More apocalypse, less angst
my friend at laughingmeme.org writes that he is coming to see my band play at Folklife (in Seattle) tomorrow). interestingly he writes “Rumor has it this might be their last visit to Evil Empire for a while” which i don’t recall saying – but he likely picked that up from the tenor of the discussion we had about it overall.
you see, i play radical folk music with decent lefty folks who have decent lefty politics and thus, when we talk about the band plans, politics are never far out of the discussion. last year and this, our annual trip to seattle has been the subject of some debate as the bodies continue to pile up in the middle east and the US agressively pusues its own agenda at the expense of every other region of the world. in a 13-year period, the US has killed 5-6% of the Iraqi population, and left their soil permanently contaminated with depleted uranium ensuring that their capacity to reproduce is forever stunted. the photographs and video flooding out of the POW prisons over the past month put even more striking images to the brutality of the invasion.
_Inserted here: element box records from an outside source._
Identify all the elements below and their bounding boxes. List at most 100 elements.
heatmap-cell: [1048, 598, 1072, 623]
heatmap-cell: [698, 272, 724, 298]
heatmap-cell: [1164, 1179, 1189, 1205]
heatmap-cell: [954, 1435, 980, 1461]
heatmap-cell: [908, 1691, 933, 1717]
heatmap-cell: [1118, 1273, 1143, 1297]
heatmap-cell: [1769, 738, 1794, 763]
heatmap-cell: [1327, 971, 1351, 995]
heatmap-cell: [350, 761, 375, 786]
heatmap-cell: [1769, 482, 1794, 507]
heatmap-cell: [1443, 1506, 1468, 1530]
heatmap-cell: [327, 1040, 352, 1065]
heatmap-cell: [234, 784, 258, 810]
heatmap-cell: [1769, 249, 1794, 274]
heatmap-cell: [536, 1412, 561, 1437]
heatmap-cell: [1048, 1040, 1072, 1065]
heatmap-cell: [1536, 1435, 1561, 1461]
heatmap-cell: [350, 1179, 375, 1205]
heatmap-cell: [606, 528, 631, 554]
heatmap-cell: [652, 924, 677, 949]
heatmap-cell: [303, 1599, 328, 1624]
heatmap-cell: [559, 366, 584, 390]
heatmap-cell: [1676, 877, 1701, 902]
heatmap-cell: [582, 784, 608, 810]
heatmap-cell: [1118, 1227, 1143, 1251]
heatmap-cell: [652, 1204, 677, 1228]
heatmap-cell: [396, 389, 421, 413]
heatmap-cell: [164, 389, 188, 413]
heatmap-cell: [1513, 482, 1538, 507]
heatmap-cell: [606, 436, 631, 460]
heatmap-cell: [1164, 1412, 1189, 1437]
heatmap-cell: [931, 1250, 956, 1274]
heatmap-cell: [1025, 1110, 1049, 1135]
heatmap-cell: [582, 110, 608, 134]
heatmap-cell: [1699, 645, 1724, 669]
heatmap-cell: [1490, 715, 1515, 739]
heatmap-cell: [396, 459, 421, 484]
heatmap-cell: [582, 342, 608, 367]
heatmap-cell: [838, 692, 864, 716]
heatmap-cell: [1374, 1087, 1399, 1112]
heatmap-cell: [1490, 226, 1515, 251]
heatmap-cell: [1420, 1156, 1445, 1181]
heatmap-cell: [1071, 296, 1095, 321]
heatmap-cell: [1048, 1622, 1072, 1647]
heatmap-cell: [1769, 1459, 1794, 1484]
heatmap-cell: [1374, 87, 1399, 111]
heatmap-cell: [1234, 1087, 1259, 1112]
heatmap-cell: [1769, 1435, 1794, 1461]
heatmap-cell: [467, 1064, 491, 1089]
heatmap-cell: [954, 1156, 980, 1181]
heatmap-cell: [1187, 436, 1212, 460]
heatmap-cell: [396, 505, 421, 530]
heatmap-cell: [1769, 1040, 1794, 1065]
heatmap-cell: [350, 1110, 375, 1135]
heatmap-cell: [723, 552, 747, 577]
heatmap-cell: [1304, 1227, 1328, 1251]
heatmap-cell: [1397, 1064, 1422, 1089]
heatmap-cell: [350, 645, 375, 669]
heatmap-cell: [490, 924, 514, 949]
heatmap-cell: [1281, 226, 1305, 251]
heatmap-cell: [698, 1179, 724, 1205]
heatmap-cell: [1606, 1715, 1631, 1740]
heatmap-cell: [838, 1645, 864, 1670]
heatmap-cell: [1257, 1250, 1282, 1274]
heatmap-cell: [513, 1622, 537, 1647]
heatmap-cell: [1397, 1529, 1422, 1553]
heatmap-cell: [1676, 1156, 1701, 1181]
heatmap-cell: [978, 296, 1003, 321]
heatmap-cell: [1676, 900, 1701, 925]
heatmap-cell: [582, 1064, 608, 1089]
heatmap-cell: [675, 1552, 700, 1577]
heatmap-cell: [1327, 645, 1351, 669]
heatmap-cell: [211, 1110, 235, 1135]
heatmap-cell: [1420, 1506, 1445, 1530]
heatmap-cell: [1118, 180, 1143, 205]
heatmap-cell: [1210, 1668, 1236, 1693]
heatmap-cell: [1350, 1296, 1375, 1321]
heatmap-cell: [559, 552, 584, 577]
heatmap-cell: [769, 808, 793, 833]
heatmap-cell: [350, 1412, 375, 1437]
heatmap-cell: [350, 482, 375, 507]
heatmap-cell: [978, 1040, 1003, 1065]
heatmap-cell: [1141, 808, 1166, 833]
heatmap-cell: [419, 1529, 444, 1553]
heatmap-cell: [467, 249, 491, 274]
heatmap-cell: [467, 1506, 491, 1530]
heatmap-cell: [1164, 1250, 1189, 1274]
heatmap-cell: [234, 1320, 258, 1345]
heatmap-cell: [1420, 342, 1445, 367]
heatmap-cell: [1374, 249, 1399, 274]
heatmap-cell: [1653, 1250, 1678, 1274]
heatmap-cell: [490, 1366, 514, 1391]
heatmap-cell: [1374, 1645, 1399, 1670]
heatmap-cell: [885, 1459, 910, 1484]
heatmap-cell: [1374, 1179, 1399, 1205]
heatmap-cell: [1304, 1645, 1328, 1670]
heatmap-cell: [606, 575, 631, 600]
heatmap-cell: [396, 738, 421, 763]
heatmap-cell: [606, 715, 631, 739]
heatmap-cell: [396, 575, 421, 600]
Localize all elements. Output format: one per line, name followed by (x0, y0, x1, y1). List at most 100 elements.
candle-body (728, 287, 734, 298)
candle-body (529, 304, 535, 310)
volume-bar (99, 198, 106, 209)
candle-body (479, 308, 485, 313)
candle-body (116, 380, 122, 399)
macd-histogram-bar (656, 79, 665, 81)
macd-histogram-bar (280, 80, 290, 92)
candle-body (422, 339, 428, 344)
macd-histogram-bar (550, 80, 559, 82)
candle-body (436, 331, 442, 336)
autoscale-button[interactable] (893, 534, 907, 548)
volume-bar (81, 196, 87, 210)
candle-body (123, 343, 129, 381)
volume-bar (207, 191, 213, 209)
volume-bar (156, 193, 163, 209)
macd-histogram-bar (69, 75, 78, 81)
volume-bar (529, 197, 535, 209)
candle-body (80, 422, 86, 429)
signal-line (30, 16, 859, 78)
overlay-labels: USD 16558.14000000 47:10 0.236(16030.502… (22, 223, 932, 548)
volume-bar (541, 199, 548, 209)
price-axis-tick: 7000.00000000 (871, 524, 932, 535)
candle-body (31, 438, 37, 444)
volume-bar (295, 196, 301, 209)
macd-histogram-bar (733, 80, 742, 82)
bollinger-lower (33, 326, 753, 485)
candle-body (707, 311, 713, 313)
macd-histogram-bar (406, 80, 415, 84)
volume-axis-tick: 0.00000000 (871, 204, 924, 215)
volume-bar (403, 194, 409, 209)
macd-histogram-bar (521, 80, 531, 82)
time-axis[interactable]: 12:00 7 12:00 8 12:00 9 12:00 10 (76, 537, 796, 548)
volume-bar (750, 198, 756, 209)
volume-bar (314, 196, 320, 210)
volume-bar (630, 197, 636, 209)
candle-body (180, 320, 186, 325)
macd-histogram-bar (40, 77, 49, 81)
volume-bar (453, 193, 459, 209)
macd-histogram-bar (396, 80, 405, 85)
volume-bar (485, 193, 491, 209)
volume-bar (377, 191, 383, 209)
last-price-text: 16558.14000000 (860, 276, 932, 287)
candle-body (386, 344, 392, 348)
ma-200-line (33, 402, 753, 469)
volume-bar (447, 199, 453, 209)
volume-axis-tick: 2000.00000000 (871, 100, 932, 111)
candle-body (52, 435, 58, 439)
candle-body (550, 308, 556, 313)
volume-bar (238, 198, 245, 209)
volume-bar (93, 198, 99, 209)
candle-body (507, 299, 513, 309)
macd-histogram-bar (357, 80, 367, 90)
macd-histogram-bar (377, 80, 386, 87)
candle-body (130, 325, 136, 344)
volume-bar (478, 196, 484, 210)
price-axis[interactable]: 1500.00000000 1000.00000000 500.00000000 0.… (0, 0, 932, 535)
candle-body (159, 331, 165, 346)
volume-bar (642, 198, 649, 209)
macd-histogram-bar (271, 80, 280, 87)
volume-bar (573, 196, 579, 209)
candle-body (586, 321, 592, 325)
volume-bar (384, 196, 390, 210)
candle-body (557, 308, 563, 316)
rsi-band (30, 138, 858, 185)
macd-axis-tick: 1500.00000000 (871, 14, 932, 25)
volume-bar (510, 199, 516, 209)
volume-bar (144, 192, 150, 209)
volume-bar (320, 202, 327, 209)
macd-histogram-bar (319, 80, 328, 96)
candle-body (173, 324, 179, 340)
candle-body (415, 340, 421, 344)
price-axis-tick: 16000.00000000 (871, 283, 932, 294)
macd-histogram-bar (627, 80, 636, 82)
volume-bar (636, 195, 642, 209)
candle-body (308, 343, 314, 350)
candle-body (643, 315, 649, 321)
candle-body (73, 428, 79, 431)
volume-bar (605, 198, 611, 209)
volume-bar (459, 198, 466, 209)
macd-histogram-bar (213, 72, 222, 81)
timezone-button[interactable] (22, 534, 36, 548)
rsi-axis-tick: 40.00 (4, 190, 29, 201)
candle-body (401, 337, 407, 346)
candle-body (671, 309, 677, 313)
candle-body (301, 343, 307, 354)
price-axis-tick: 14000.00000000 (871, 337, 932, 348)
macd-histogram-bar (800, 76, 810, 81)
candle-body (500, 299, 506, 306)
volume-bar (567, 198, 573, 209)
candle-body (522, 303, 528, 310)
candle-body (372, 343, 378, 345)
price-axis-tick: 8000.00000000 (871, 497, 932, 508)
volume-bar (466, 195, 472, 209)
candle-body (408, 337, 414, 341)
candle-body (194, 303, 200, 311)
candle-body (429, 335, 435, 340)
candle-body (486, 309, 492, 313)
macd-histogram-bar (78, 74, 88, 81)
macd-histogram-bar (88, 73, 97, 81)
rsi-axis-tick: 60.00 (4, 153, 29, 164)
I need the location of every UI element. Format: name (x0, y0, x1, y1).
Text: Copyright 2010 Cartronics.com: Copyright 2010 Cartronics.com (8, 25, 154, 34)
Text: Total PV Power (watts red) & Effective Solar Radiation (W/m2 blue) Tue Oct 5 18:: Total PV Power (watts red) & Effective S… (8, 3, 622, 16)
so the question this year, as it was last – is – do we want to spend time in a place such as this? just how complicit are a people in what its government does? how complicit are we as Canadians in this whole mess (Afghanistan and the war on terror involvement)? how do we fight back?
because it’s not just that american soldiers are torturing people in other countries – this is something we have known for a long time either explicitly or implicitly over the decades – but the reaction of the people at home that is so frightening. for the past month, we have had to bear witness to mainstream commentators asking the questions of children such as – “why are we spending so much time on this torture-stuff, and not as much on the Nick Berg beheading?”, or “why are we focused so much on the bad things our soldiers are doing and not the good?”
why indeed.
first of all these commentators know better than anyone that corporate media leads with what bleeds and if that is extreme torture video then CNN wants to be the first to make a buck off it. secondly, “good works” being done by soldiers are questionable since the good work they point to seems to be things like restoring the water supplies they destroyed in the first place – so the good works are only in the context of the nasty pummeling they have already given. if i break your arm and then set it in a cast – is that a good work all around? does my setting the arm in the cast mitigate the fact i intentionally broke it in the first place?
and to the Nick Berg comments – the difference between the beheading and and what’s happened at Abu Grahib is quite clearly the difference between a force that is part of systemic law and order and is supposed to be accountable, and one that is not and has no pretentions of being. besides which, the it is unlikely Nick Berg was killed by Al Queda, or beheaded live on videotape and one beheading just does not compare to the murder of hundreds of thousands of children through sanctions and warfare. no, it’s not the same and no, it should not be given the same attention as Abu Grahib.
to top all of this off is the ongoing self-obsession with everything internal that citizens of the US don’t seem to shake – it just strikes me as somewhat absurd that in the middle of out and out war atrocities people are finding time to write letters to sex-columnnists attacking them for saying that obesity is unhealthy (this apparently is oppressive), and “launching the child-sized hummer to promote oil-consumption to the under-5 set.
so – yeah – this was the tenor of our discussion. of course we are playing tomorrow at folklife (broad street lawn stage 8:00), and it might be our last trip to the US for awhile especially if they start fingerprinting all visitors
to the country. last year, as this we decided the best thing for us to do is come to the show, say what we think, and encourage people dance to tunes that oppose the war and other global abuses. three of my band-mates are leaving as soon as the show is over and heading straight back for the border. some of us will stay a little longer with my excellent friends at the emma goldman finishing school – glad to know that not everyone in babylon is recklessly building the tower, and that some of them are actively trying to tear it down.